Autor acusa discurso falacioso da mídia sobre DNA

Algumas notícias sobre genética parecem retiradas de livros de ficção científica. Pelo que sugere a grande imprensa, a decifração do genoma humano trará um futuro perfeito, no qual doenças, tempo e velhice não poderão nos atingir: estaria nos genes a resposta definitiva para todas as questões biológicas. Esse mito, que caracteriza a chamada ‘febre biologista’, é o que o jornalista Claudio Tognolli tenta desmontar em seu livro A falácia genética: a ideologia do DNA na imprensa .

A obra analisa e questiona a forma como a mídia apresenta temas científicos para o grande público. O autor mostra como grande parte dos jornalistas não está preparada para escrever sobre ciências: eles pintam uma imagem heróica dos cientistas e transformam em verdades absolutas as verdades historicamente transitórias da prática científica.

O livro é resultado da tese de doutorado defendida por Claudio na Escola de Comunicações da Universidade de São Paulo (USP) em 2002, e traz uma série de entrevistas que alimentaram a pesquisa, com especialistas em genética, bioética e jornalismo.

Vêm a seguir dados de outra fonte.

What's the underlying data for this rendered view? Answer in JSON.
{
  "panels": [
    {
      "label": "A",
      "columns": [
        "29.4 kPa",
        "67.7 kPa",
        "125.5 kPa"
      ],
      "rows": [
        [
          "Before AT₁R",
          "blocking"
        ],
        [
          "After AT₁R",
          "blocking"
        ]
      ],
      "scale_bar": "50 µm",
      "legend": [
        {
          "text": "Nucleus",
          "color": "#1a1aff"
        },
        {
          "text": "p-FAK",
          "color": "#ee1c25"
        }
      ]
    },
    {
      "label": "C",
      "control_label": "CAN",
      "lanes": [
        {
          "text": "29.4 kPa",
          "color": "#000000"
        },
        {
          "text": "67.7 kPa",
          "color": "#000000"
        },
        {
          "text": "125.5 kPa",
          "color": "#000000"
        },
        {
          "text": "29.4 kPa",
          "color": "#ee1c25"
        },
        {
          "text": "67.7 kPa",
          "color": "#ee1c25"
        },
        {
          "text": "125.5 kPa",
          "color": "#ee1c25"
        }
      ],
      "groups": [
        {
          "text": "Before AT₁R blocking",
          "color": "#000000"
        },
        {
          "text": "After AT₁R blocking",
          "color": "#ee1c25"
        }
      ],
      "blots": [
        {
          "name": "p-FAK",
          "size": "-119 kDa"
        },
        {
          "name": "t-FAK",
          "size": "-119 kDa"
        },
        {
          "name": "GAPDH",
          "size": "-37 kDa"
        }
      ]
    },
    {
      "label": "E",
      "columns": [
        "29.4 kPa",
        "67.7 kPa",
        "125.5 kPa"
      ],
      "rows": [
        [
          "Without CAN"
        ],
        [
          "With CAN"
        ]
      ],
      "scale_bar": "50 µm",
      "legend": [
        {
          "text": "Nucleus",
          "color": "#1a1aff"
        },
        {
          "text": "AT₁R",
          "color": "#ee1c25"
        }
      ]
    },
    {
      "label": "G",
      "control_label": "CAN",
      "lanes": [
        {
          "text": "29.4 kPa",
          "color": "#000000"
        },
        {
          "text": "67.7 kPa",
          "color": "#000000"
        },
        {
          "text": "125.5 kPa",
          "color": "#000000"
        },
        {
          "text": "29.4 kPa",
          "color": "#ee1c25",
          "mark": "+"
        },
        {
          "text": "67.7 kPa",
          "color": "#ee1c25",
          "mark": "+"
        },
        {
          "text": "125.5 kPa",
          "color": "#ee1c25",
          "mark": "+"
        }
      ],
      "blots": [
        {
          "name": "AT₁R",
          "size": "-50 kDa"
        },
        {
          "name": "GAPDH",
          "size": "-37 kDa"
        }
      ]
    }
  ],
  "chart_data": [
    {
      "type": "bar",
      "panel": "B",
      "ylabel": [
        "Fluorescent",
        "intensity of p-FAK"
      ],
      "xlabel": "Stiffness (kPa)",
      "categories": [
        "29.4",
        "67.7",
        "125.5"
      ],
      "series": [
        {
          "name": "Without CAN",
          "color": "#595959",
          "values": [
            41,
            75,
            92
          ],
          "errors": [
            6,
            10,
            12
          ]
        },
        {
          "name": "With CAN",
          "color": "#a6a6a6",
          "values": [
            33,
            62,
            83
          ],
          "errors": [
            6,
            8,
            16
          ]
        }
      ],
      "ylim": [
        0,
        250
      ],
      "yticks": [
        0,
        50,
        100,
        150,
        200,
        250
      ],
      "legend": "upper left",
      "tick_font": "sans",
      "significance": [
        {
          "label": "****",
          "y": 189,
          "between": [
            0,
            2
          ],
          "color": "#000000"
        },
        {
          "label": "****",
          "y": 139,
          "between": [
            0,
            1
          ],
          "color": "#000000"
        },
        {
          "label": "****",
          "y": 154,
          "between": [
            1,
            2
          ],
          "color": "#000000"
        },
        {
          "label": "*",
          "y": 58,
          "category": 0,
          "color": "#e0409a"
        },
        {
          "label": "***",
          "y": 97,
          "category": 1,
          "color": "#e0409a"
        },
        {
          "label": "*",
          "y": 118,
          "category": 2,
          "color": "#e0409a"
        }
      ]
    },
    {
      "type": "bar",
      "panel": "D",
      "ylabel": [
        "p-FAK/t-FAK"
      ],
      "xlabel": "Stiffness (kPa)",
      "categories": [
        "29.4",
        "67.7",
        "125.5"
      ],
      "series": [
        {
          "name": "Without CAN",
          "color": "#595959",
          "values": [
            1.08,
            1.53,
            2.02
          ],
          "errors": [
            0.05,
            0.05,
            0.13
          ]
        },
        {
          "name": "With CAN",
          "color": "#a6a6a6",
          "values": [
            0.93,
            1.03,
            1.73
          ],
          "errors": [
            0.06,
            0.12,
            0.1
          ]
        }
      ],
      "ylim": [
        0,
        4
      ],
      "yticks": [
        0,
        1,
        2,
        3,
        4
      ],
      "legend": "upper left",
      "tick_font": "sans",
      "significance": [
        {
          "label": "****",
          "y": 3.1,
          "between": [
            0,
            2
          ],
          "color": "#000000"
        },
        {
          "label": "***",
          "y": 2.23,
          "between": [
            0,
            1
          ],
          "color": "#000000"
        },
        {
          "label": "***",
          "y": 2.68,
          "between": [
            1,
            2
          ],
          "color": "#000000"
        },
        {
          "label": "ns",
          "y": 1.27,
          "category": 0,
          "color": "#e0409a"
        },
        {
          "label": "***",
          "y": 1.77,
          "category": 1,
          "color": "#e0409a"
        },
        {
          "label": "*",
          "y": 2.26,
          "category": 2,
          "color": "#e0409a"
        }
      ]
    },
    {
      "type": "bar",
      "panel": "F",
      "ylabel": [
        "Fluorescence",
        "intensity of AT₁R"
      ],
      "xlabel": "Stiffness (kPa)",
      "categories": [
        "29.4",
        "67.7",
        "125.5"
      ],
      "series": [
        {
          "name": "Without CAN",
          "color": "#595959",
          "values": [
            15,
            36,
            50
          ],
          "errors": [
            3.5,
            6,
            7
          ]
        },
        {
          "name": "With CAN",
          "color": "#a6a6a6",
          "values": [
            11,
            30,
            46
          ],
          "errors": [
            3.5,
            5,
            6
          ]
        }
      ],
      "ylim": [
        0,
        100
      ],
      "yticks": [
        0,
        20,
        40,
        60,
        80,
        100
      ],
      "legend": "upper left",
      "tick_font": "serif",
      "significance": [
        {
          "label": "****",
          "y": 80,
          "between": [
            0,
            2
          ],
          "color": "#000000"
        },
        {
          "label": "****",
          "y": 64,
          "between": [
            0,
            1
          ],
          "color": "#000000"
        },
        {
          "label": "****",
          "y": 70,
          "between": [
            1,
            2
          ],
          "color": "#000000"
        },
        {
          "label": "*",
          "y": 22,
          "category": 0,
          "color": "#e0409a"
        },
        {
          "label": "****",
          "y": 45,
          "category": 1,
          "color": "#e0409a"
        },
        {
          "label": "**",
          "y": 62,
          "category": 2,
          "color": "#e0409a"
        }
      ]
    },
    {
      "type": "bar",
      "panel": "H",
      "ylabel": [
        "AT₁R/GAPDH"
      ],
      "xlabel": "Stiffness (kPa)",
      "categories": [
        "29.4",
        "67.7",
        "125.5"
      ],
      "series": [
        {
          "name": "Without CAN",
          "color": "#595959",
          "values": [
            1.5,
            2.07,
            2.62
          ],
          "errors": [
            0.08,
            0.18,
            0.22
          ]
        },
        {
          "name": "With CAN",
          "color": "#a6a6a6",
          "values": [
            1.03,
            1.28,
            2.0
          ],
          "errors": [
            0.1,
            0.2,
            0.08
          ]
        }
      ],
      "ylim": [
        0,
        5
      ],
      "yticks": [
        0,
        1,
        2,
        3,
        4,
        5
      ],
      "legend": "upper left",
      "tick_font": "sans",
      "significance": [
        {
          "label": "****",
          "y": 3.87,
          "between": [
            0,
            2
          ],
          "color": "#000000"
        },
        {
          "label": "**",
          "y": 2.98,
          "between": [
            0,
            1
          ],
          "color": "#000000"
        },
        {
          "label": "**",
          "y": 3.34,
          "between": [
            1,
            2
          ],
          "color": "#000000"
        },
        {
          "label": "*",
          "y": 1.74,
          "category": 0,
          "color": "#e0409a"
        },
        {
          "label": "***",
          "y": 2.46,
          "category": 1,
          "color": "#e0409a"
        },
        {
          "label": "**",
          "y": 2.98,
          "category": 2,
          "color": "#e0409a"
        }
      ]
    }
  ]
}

A obra nasceu da idéia de tentar demarcar nos jornais e revistas a febre biologista que caracteriza a forma como a ciência é retratada na época atual. “Cria-se a idéia, sobretudo na mídia, de que mudando as peças dos genes teremos seres sãos e longevos. Segue-se a moda dos técnicos de computação: troca-se o chip, o computador fica bom”, observa.

Baseado sobretudo no pensamento do biólogo norte-americano Richard Lewontin, Claudio argumenta que somos sistemas abertos, como a meteorologia, influenciados pelo meio, ou seja, pelo contexto sócio-econômico. Segundo ele, a imprensa parece muito distante de notar isso, ao apontar os genes como o Santo Graal da existência humana — eis a ‘falácia genética’.

Na era da biotecnologia reducionista em um mundo globalizado, na qual ‘transparência’ e ‘objetividade’ surgem na ciência como conceitos dominantes, o autor tenta desmascarar “a ideologia da imprensa”, que coloca o gene como limite para todas as respostas. Escritos em função de critérios obscuros de ‘novidade’, na maioria das vezes os artigos não dão conta de explicar o fenômeno biotecnológico em toda sua extensão. Claudio denuncia que a febre biologista, aparentemente auto-suficiente e imparcial, atenderia sobretudo a interesses dos laboratórios fornecedores de suprimentos para empresas biotecnológicas.

O estudo da bioética na imprensa, trazida à tona pelo avanço da biotecnologia, seria segundo o autor um aspecto original de seu trabalho. Num momento em que algumas seitas alimentam a esperança de reencarnação do Cristo pela clonagem de supostos fragmentos de DNA encontrados no Santo Sudário, a bioética surge como mediadora entre os discursos da ciência e da religião.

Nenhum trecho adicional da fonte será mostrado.